The US Embassy website contains the following information:Prescription Medication: Russia also has very strict rules on the importation of medication. Russia prohibits certain prescription and over-the-counter drugs common in the United States. Large quantities of any medicine will receive scrutiny. The Embassy recommends that all U.S. citizens carry a copy of their valid U.S. prescription(s) when entering Russia with prescription medication(s). There have been instances where U.S. citizens have been detained in Russia because they were not able to prove they lawfully obtained their prescription medication in the United States.
Drugs used to control seizures such as sedatives and tranquilizers are illegal to transport into Russia and most other regional countries. If you must travel with these you might wish to have the prescription and a certified Russian translation of the prescription. Never volunteer information on your medicines unless asked.
One of the more frequent causes of drug related arrests of foreign tourists is by picking up hitchhikers. The tourist rents a car and decides to pick up a hitchhiker, perhaps for someone to provide direction, etc. In a traffic stop if the hitchhiker is carrying illegal narcotics, you are an accomplice.
If you need medications, finding a pharmacy is easy. The Russian term is Аптека (aph-teka) and they’re everywhere from street corners to ground floor shops in apartment buildings.
Hints should you need medications while in Russia or Ukraine:
– Most generics available in Russia are manufactured in India. They do follow the formula, usually. It is that “usually” that makes us recommend that if possible you buy the real thing.
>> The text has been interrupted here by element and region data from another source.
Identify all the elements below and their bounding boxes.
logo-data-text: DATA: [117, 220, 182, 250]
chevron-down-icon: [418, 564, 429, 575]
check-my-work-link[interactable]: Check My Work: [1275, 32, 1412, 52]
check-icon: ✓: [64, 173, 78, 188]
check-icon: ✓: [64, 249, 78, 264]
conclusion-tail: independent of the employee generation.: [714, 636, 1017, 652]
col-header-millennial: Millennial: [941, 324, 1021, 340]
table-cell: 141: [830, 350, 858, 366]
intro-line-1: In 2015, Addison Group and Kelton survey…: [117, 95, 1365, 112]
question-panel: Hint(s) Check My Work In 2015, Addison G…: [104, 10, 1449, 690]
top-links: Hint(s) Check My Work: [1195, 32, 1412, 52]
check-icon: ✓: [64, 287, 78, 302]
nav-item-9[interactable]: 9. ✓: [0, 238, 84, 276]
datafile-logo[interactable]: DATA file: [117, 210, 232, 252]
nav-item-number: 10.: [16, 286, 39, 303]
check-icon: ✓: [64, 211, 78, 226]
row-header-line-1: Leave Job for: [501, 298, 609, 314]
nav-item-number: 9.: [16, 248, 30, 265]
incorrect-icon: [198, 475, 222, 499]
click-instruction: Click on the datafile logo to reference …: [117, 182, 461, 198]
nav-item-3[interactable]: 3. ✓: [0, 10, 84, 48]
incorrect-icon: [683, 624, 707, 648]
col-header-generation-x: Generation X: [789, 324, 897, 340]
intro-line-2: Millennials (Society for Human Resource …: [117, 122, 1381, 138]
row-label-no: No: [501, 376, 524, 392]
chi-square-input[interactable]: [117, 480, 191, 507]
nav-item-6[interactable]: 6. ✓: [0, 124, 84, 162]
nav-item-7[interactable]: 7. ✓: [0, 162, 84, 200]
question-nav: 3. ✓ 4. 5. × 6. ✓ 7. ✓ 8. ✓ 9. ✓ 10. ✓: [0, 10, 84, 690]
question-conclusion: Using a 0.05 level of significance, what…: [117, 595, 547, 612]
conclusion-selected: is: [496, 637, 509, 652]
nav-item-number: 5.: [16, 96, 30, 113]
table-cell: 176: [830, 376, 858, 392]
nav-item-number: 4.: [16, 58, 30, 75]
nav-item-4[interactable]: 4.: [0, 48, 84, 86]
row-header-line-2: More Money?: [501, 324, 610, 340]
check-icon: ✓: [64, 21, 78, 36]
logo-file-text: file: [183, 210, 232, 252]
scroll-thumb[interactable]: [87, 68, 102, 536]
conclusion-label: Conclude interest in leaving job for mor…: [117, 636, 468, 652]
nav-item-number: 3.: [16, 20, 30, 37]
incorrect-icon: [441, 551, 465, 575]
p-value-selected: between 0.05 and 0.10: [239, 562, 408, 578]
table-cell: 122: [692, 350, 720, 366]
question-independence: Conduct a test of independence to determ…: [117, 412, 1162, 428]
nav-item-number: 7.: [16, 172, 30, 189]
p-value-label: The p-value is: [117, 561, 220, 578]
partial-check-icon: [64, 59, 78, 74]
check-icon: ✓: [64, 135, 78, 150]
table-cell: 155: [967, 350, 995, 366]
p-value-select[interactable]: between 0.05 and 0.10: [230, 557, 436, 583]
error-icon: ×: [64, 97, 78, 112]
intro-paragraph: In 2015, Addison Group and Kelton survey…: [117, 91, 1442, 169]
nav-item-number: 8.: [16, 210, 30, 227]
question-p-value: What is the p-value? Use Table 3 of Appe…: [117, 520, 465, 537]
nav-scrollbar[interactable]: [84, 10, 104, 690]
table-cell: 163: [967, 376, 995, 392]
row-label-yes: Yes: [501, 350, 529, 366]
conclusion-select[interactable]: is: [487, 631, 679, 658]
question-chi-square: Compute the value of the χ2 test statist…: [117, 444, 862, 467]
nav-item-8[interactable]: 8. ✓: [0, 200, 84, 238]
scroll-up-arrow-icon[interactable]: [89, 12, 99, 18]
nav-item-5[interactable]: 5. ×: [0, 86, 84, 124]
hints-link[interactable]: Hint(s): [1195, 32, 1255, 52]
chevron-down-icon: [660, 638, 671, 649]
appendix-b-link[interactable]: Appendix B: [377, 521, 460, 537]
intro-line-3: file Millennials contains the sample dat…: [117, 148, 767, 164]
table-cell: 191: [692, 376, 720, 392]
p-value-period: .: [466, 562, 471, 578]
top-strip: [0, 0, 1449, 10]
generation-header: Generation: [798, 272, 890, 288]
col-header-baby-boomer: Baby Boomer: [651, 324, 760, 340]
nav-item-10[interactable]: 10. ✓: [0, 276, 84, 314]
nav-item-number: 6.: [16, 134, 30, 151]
– Many medications in Russia do not need a prescription but you’ll need to ask. We recommend that you print clearly what you need on a piece of paper. That way if the pharmacy tech doesn’t understand your spoken English they can look it up using the English name.
We’ll list some of the more commonly requested medications:
Finally, if necessary you can find a local medical clinic often called a медицинская клиника, a polyclinic/doctor’s office. Depending on the area, these can range to very modern to a trip back into another period in time. Don’t forget that most doctors do still make house calls.